18.15 Uhr: Der weltweite PC-Markt wird nach Einschätzung der Marktforschungsfirma Gartner 2009 doch ein Wachstum verzeichnen. Voraussichtlich würden 2,8 Prozent mehr Computer ausgeliefert werden als noch im Vorjahr, teilte das Institut am Montag mit. Bislang waren die Experten von einem Rückgang von zwei Prozent ausgegangen. Beim Handelswert der PCs rechnet Gartner 2009 mit einem Minus von 10,7 Prozent. 2010 erwartet Gartner einen Marktwachstum von 12,6 Prozent.
18.10 Uhr: Positive Konjunkturdaten haben den New Yorker Börsen Auftrieb verliehen. So wurden nach Angaben der Vereinigung der US-Immobilienmakler im Oktober in den USA mit einem Zuwachs von 10,1 Prozent deutlich mehr bestehende Eigenheime verkauft als im Vormonat.

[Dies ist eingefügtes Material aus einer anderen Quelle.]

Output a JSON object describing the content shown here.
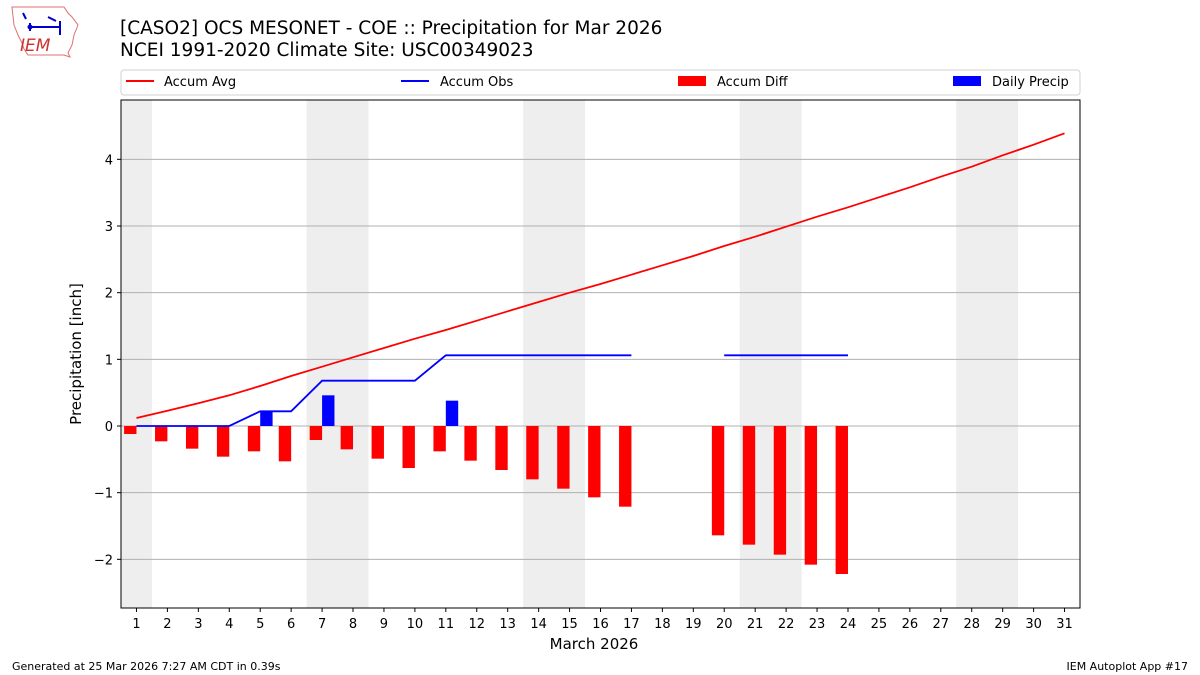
{
  "header": {
    "title": "[CASO2] OCS MESONET - COE :: Precipitation for Mar 2026",
    "subtitle": "NCEI 1991-2020 Climate Site: USC00349023",
    "logo_text": "IEM"
  },
  "footer": {
    "left": "Generated at 25 Mar 2026 7:27 AM CDT in 0.39s",
    "right": "IEM Autoplot App #17"
  },
  "chart_data": {
    "type": "bar",
    "xlabel": "March 2026",
    "ylabel": "Precipitation [inch]",
    "xlim": [
      0.5,
      31.5
    ],
    "ylim": [
      -2.73,
      4.89
    ],
    "yticks": [
      -2,
      -1,
      0,
      1,
      2,
      3,
      4
    ],
    "ytick_labels": [
      "−2",
      "−1",
      "0",
      "1",
      "2",
      "3",
      "4"
    ],
    "x": [
      1,
      2,
      3,
      4,
      5,
      6,
      7,
      8,
      9,
      10,
      11,
      12,
      13,
      14,
      15,
      16,
      17,
      18,
      19,
      20,
      21,
      22,
      23,
      24,
      25,
      26,
      27,
      28,
      29,
      30,
      31
    ],
    "grid": "horizontal",
    "legend_placement": "top",
    "weekend_shading": [
      [
        0.5,
        1.5
      ],
      [
        6.5,
        8.5
      ],
      [
        13.5,
        15.5
      ],
      [
        20.5,
        22.5
      ],
      [
        27.5,
        29.5
      ]
    ],
    "colors": {
      "accum_avg": "#ff0000",
      "accum_obs": "#0000ff",
      "accum_diff": "#ff0000",
      "daily_precip": "#0000ff",
      "shade": "#eeeeee",
      "grid": "#b0b0b0"
    },
    "series": [
      {
        "name": "Accum Avg",
        "kind": "line",
        "values": [
          0.12,
          0.23,
          0.34,
          0.46,
          0.6,
          0.75,
          0.89,
          1.03,
          1.17,
          1.31,
          1.44,
          1.58,
          1.72,
          1.86,
          2.0,
          2.13,
          2.27,
          2.41,
          2.55,
          2.7,
          2.84,
          2.99,
          3.14,
          3.28,
          3.43,
          3.58,
          3.74,
          3.89,
          4.06,
          4.22,
          4.39
        ]
      },
      {
        "name": "Accum Obs",
        "kind": "line",
        "values": [
          0,
          0,
          0,
          0,
          0.22,
          0.22,
          0.68,
          0.68,
          0.68,
          0.68,
          1.06,
          1.06,
          1.06,
          1.06,
          1.06,
          1.06,
          1.06,
          null,
          null,
          1.06,
          1.06,
          1.06,
          1.06,
          1.06,
          null,
          null,
          null,
          null,
          null,
          null,
          null
        ]
      },
      {
        "name": "Accum Diff",
        "kind": "bar",
        "values": [
          -0.12,
          -0.23,
          -0.34,
          -0.46,
          -0.38,
          -0.53,
          -0.21,
          -0.35,
          -0.49,
          -0.63,
          -0.38,
          -0.52,
          -0.66,
          -0.8,
          -0.94,
          -1.07,
          -1.21,
          null,
          null,
          -1.64,
          -1.78,
          -1.93,
          -2.08,
          -2.22,
          null,
          null,
          null,
          null,
          null,
          null,
          null
        ]
      },
      {
        "name": "Daily Precip",
        "kind": "bar",
        "values": [
          0,
          0,
          0,
          0,
          0.22,
          0,
          0.46,
          0,
          0,
          0,
          0.38,
          0,
          0,
          0,
          0,
          0,
          0,
          null,
          null,
          0,
          0,
          0,
          0,
          0,
          null,
          null,
          null,
          null,
          null,
          null,
          null
        ]
      }
    ]
  }
}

Zudem hob die Aussicht auf weiter billiges Geld die Stimmung der Anleger: Fed-Vertreter James Bullard sagte am Sonntag, die US-Notenbank sollte ihr Ankaufprogramm von mit Hypothekenkrediten besicherten Wertpapieren verlängern, um Politik und Federal Reserve mehr Handlungsmöglichkeiten im Kampf gegen die Rezession zu verschaffen. Damit dürften die Leitzinsen vorerst nicht angehoben werden, sagte Peter Bookvar von Miller Tabak & Co. "Der Markt liebt das."
18.00 Uhr: Der
deutsche Aktienmarkt schließt am Montag mit deutlichen Gewinnen. Der Dax
baute dank einer freundlichen Wall Street und guter Daten vom US-Häusermarkt seine Gewinne aus und schloss 2,44 Prozent höher bei 5801 Punkten.
16.05 Uhr: In den USA sind die Verkäufe bestehender Häuser im Oktober überraschend deutlich gestiegen. Auf das Jahr hochgerechnet sei die Zahl um 10,1 Prozent auf 6,1 Millionen Einheiten geklettert, teilte die National Association of Realtors (NAR) am Montag in Washington mit. Das war der höchste Wert seit Februar 2007. Volkswirte hatten indes nur mit einem leichten Anstieg auf 5,65 Millionen Häuser gerechnet. Im Vormonat hatten die Verkäufe noch bei revidiert 5,54 (zunächst 5,57) Millionen Häusern gelegen.
15.00 Uhr: Die schwedische Möbelkette Ikea hat seit dem Jahr 2000 fast durchweg steigende Milliarden-Gewinne eingefahren und auch die Finanzkrise ohne rote Zahlen überstanden. Die Stockholmer Wirtschaftstageszeitung "Dagens Industri" gab am Montag an, dass Ingka Holding, die in den Niederlanden ansässige Muttergesellschaft des Familienunternehmens, seit dem Jahrtausendwechsel bis 2008 über 200 Milliarden Kronen (20 Milliarden Euro) Gewinn vor Steuern ausgewiesen hat. Das Blatt nannte als Quelle interne Geschäftsberichte. Der weiter von Firmengründer Ingvar Kamprad (83) kontrollierte Möbelkonzern gibt öffentlich nur Umsatzzahlen, aber keine Erträge bekannt.
13.30 Uhr: Die weltweite Rezession hat nach einem Bericht der EU den größten Teil des seit 2000 erreichten Beschäftigungszuwachses in Europa wieder vernichtet. Die Beschäftigtenzahlen in der EU sind seit Beginn der Krise um mehr als vier Millionen gesunken, wie aus dem am Montag vorgestellten Bericht "Beschäftigung in Europa 2009" hervorgeht. Vor allem Männer, junge Menschen, Geringqualifizierte und Beschäftigte mit befristeten Arbeitsverträgen trügen die Hauptlast des Rückgangs.